1.  BIS, DOJ Technology Strike Force to Investigate Disruptive Technologies

On February 16, the Department of Justice (DOJ) and the Department of Commerce’s Bureau of Industry and Security (BIS) announced the creation of the Disruptive Technology Strike Force to protect critical technologies from foreign adversaries such as China, Iran, Russia, and North Korea. The Strike Force will investigate and prosecute criminal violations of export laws, enhance administrative enforcement of U.S. export controls, foster partnerships with the private sector, leverage international partnerships to coordinate law enforcement actions and disruption strategies, use advanced data analytics to develop and build investigations, conduct trainings, and strengthen connectivity between the Strike Force and the intelligence community. The Strike Force likely will also play a role in any future outbound foreign investment mechanism, as evidenced by Deputy Attorney General Lisa O. Monaco’s recent speech on disruptive technologies. Organizations in advanced technology fields should assess whether and to what extent export controls apply to their technologies and ensure that they have the proper procedures and internal operations in place to prevent unauthorized releases of any controlled goods or technology.

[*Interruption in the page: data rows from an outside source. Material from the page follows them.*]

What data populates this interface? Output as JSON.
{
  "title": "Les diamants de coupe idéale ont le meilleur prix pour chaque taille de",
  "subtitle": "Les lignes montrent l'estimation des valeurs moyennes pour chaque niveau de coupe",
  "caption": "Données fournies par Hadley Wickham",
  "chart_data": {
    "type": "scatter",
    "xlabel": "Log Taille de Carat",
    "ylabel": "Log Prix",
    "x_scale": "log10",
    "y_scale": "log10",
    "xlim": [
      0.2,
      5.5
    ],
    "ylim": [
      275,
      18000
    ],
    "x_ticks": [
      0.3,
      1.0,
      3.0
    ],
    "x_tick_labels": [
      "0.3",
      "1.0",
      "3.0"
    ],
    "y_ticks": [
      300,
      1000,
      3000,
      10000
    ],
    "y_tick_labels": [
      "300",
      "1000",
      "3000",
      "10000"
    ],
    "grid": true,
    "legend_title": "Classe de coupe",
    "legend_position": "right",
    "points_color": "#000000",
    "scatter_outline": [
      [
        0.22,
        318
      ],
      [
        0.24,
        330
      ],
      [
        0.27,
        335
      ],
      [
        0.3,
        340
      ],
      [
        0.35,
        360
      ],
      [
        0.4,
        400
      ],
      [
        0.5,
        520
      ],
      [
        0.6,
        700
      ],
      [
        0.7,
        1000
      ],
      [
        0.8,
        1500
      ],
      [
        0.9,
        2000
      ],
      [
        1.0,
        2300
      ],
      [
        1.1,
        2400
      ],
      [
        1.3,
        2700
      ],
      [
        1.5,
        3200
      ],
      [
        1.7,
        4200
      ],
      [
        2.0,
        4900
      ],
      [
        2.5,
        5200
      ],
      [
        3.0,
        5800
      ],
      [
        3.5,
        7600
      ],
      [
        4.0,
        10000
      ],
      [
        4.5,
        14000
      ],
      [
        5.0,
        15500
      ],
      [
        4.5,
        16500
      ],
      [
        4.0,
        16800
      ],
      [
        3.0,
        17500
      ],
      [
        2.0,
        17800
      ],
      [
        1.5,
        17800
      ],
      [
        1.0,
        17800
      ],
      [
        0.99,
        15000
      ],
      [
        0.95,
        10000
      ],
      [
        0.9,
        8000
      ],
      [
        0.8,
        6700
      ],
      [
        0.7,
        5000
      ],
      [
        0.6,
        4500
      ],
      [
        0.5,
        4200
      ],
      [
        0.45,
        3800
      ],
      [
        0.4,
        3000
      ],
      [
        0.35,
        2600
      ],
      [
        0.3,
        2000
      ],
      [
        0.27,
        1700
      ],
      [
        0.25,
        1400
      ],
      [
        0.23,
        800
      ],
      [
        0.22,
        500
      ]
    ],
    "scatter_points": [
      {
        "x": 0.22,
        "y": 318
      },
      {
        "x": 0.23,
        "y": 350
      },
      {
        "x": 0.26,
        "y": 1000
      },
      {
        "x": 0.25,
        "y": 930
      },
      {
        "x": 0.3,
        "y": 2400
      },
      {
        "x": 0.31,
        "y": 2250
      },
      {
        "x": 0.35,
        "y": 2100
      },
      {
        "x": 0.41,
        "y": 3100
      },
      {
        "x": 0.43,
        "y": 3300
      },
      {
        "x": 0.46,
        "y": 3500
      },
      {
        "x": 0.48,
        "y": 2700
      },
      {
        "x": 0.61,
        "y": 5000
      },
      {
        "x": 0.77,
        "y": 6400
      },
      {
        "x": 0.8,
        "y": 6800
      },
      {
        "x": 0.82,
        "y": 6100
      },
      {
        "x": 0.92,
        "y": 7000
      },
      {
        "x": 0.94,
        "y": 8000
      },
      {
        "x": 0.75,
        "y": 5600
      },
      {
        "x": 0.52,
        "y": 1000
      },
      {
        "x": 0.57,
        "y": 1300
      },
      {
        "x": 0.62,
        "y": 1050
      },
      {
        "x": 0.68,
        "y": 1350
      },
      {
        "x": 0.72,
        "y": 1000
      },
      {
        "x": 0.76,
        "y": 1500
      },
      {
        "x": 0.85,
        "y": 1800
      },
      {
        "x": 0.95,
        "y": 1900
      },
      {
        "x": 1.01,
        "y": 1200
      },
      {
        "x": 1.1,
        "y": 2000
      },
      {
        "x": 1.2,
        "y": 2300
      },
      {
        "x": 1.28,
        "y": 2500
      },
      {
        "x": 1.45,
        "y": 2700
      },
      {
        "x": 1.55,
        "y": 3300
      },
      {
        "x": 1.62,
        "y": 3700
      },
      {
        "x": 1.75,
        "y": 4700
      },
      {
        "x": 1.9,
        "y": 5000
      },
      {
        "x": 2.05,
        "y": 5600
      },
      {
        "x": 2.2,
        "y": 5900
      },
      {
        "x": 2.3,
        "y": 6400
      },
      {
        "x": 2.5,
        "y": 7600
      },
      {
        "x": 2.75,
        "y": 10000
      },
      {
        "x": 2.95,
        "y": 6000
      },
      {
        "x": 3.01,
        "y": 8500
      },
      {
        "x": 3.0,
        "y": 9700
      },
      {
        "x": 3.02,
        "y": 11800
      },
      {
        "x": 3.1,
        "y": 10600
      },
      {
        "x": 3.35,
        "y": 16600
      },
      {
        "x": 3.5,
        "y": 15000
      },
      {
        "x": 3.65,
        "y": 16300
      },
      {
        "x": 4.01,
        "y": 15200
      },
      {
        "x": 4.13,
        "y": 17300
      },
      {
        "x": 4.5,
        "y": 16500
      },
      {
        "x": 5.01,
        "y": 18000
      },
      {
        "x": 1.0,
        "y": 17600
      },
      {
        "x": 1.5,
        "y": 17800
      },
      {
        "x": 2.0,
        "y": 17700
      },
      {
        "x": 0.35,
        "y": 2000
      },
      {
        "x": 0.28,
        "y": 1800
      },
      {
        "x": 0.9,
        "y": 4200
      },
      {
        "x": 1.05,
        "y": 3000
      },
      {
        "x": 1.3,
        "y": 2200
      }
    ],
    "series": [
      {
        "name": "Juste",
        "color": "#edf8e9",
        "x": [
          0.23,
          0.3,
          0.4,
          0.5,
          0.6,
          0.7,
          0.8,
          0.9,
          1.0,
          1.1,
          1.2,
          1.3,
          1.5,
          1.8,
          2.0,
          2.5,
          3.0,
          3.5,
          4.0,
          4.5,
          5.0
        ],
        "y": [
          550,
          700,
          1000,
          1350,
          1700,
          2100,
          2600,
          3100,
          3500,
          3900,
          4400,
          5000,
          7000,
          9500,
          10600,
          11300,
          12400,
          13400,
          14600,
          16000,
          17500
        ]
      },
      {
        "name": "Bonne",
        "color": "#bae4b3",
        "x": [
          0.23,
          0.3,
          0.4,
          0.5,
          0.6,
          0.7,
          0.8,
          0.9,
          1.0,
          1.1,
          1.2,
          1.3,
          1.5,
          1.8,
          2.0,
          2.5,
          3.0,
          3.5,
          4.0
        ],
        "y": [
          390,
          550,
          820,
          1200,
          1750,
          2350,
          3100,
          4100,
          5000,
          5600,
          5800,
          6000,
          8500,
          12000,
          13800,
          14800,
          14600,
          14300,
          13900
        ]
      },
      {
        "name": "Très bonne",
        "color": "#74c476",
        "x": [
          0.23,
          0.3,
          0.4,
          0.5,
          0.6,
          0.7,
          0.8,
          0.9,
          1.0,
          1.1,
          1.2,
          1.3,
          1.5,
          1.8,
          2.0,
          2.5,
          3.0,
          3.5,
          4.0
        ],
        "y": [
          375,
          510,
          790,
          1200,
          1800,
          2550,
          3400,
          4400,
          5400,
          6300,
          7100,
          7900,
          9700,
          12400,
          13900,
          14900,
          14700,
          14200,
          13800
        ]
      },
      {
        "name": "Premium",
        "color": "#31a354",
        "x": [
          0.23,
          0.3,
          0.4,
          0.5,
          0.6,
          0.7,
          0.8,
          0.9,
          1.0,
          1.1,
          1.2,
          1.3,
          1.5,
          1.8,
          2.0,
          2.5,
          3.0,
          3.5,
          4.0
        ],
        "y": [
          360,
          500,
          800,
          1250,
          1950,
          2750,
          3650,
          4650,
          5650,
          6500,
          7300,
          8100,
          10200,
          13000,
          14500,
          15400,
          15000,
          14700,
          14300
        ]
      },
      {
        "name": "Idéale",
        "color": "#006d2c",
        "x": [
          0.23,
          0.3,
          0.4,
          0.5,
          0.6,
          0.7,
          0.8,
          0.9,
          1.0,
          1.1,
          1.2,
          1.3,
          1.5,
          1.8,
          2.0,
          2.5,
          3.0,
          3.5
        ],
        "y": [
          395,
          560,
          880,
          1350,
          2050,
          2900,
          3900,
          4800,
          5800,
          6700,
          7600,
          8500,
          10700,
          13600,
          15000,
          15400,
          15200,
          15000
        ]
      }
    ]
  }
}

2.  US-Made Materials Rule May Create New Trade Friction

Following President Joe Biden’s State of the Union speech, the Office of Management and Budget released proposed guidance on standards to determine whether construction materials for federally funded infrastructure projects are U.S.-origin goods. The proposed guidance supports implementation of the Build America, Buy America Act provisions of the Infrastructure Investment and Jobs Act and clarifies existing requirements regarding the iron, steel, manufactured products, and construction materials used in any federal infrastructure project. More specifically, the new guidance defines the phrase “cost of components”; sets manufacturing standards for certain construction materials, including nonferrous metals, plastic- and polymer-based products, composite building materials, glass, fiber optic cable, optical fiber, lumber, and drywall; and distinguishes “manufactured products” from “construction materials.” The infrastructure law is one of several measures enacted since Biden took office that prioritizes domestic manufacturing.

3.  Limited Huawei Export Licenses May Be Ending

According to Bloomberg News, the Biden administration has recently refused to renew licenses to export, reexport, or transfer items to Huawei. While the Biden administration has not issued a formal policy or guidance, multiple sources within the administration have confirmed the change in policy. BIS originally added Huawei to the Entity List in 2019, which required companies to obtain a license prior to exporting, reexporting, or completing an in-country transfer to Huawei of any items subject to the Export Administration Regulations. With the change in policy, U.S. suppliers can expect that BIS will deny most, if not all, license applications for goods to Huawei.

4.  New Zealand, UK Qualify for CFIUS Exceptions

On February 10, the Department of the Treasury announced that both New Zealand and the United Kingdom have met the excepted foreign states determination requirements under the Committee on Foreign Investment in the United States (CFIUS) regulations. This will ensure both countries’ continued status as excepted foreign states. The exceptions are for certain nonpassive minority investments, real estate transactions, and mandatory CFIUS filings; the countries are still subject to CFIUS jurisdiction for investments that would result in foreign control of a U.S. business.

5.  US Customs Releases Guidance on Best Practices for UFLPA Applicability Reviews

On February 23, Customs and Border Protection (CBP) released additional guidance for importers regarding best practices related to detention of merchandise at the border pursuant to the Uyghur Forced Labor Prevention Act (UFLPA). CBP concurrently released updated FAQs and directions about how to prepare an applicability review submission and get a detained shipment released. The new guidance sets out the requirements for importers to demonstrate that their merchandise is not subject to the UFLPA because it was not produced in whole or in part in the Xinjiang Uyghur Autonomous Region of China or by an entity on the UFLPA Entity List; it outlines best practices for importers to trace and document their supply chains, as well as instructions on how to navigate the review process once a CBP detention notice is received. As CBP ramps up UFLPA enforcement, importers must assess forced labor risk and implement supply chain tracing procedures for their high-risk supply chains to ensure they are able to put together a successful applicability review submission in the event of a UFLPA detention.

TRADE TIP OF THE MONTH: Why Digital Asset Companies Need Effective Compliance Programs

In the past few years, U.S. enforcement authorities have increasingly been targeting the digital asset market to prevent criminals and other malicious cyber actors from laundering and accessing funds. To mitigate the risk of facilitating transactions to sanctioned parties and money-laundering violations, virtual asset service providers need to ensure they have a robust compliance program that not only screens customers and blocks users in sanctioned locations, but also takes into consideration the counterparties receiving the funds. To avoid facilitating prohibited transactions, companies must collect information about not only their own customers but also the counterparty in the transaction. This is a common blind spot in virtual asset service providers’ compliance procedures, which leaves them open to potential enforcement action.